The unsung and often ignored quality all great photographers bring to the table is dedication. In a nutshell, dedication can be defined as your willingness to give up something of value in order to achieve something of equal or greater value. The above photograph of Mesa Arch in Canyonlands National Park illustrates the matter.
July 27, 2014 was hot and muggy in southern Utah. I had begun the day photographing sunrise in Monument Valley Navajo Tribal Park in northern Arizona. Afterwards, I enjoyed breakfast at The View Hotel along with a number of guests just beginning their respective days. The drive north along state highways 163 and 191 delivered me to Moab, Utah at lunchtime. Moab is the gateway community to Arches and Canyonlands national parks. After lunch, the balance of my day was devoted to driving into Arches to the Delicate Arch parking area, making the 1.5-mile hike to the arch and waiting for a golden hour that never really materialized.
July happens to be the heart of the summer monsoon in the Southwest US. This seasonal weather patterned is defined by hot, muggy conditions, increasing cloudiness during the day and afternoon thunderstorms. The afternoon clouds were so thick on this day that they blocked the sweet, warm late-day light from painting Delicate Arch. The most dramatic thunderstorm activity was well off to the north. As a result, conditions just didn’t come together to make for a compelling photographic opportunity on this day.
After sunset, I made the return hike to my vehicle and, along the way, considered the available options. The issue occupying my thinking was, how should I spend the next morning? Should I find a place to photograph sunrise or just hit the road? July 28, I needed to drive 5 1/2 hours to Denver, where I would pick up my wife and son at the airport. They were flying in from New York. I was in the midst of the drive up from Flagstaff. After connecting, the three of us were going to spend a week in Estes Park exploring Rocky Mountain National Park.
There were plenty of good reasons to skip the sunrise photo expedition: the monsoon would probably play havoc with the early morning light; I had a long drive ahead and the rest would do me, well; there was almost always a crowd at Mesa Arch competing for the best locations. In the end, there was just one reason to follow through on my plan to photograph sunrise at Mesa Arch: it might be spectacular. That being reason enough, I left Arches National Park and – rather than heading back to Moab to find a hotel – turned north to make the drive to Canyonlands.
The decision grew less wise and more foolish as I drove through the darkening evening hours. Thunderstorm activity increased the further north I drove. Setting up my tent at a campground a few miles outside the entrance to Canyonlands, rain began to fall. I hurried to finish making camp and climbed into my sleeping bag just as the first deluge of the night began. I never slept more than an hour at a stretch, the occasional thunderclaps and constant patter of rain teaming to interrupt any semblance of restful sleep. When my watch alarm went off at 3:30 AM, I gave serious thought to just staying in the tent and getting more sleep.

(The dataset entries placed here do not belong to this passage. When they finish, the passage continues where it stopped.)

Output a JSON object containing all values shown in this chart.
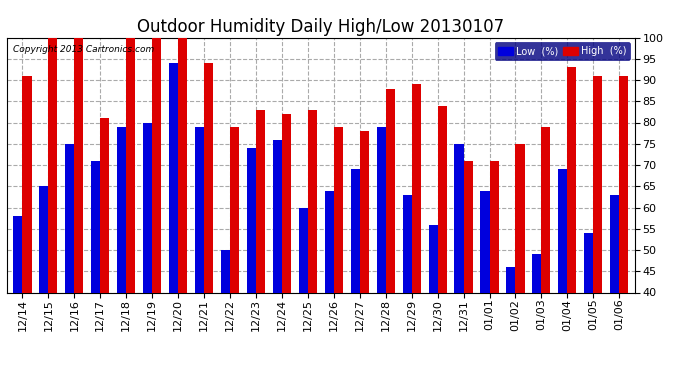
{
  "title": "Outdoor Humidity Daily High/Low 20130107",
  "copyright": "Copyright 2013 Cartronics.com",
  "categories": [
    "12/14",
    "12/15",
    "12/16",
    "12/17",
    "12/18",
    "12/19",
    "12/20",
    "12/21",
    "12/22",
    "12/23",
    "12/24",
    "12/25",
    "12/26",
    "12/27",
    "12/28",
    "12/29",
    "12/30",
    "12/31",
    "01/01",
    "01/02",
    "01/03",
    "01/04",
    "01/05",
    "01/06"
  ],
  "low_values": [
    58,
    65,
    75,
    71,
    79,
    80,
    94,
    79,
    50,
    74,
    76,
    60,
    64,
    69,
    79,
    63,
    56,
    75,
    64,
    46,
    49,
    69,
    54,
    63
  ],
  "high_values": [
    91,
    100,
    100,
    81,
    100,
    100,
    100,
    94,
    79,
    83,
    82,
    83,
    79,
    78,
    88,
    89,
    84,
    71,
    71,
    75,
    79,
    93,
    91,
    91
  ],
  "low_color": "#0000dd",
  "high_color": "#dd0000",
  "bg_color": "#ffffff",
  "grid_color": "#aaaaaa",
  "ylim": [
    40,
    100
  ],
  "yticks": [
    40,
    45,
    50,
    55,
    60,
    65,
    70,
    75,
    80,
    85,
    90,
    95,
    100
  ],
  "title_fontsize": 12,
  "tick_fontsize": 8,
  "legend_low_label": "Low  (%)",
  "legend_high_label": "High  (%)",
  "bar_width": 0.35
}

But sunrise at Mesa Arch might – despite clouds, thunderclaps and rain – be spectacular.
So, I unzipped the sleeping bag and began to pack up. Leaving the campground, I drove through the darkness and into Canyonlands National Park. Through the windshield, it appeared the rain clouds were breaking up. Or was that just wishful thinking? Pulling into the parking lot for Mesa Arch trailhead, mine was the first vehicle on the scene. “Well,” I thought, “If it does clear, at least I’ll have my pick of spots to set up for the shot.”
Clear, it did. My dedication – however wishful or foolish in its origin – was rewarded with a fine sunrise at Mesa Arch. To be sure, this wasn’t the most dramatic of sunrises. Though warm and red, the intensity of the dawn light was muted by lingering clouds. But it was still beautiful. It was worth the worry, the sacrifice and the effort to awaken in darkness, eat a cold breakfast, remain optimistic in the face of bad weather, hike through the mist, choose my spot and to wait in hope that something magical would emerge from this monsoon morning. I could have taken the easy path. I could have driven into Moab, gotten a hotel room and slept in comfort through the night and the sunrise.
If I had, I would have missed sunrise at Mesa Arch. Now, get out there and shoot.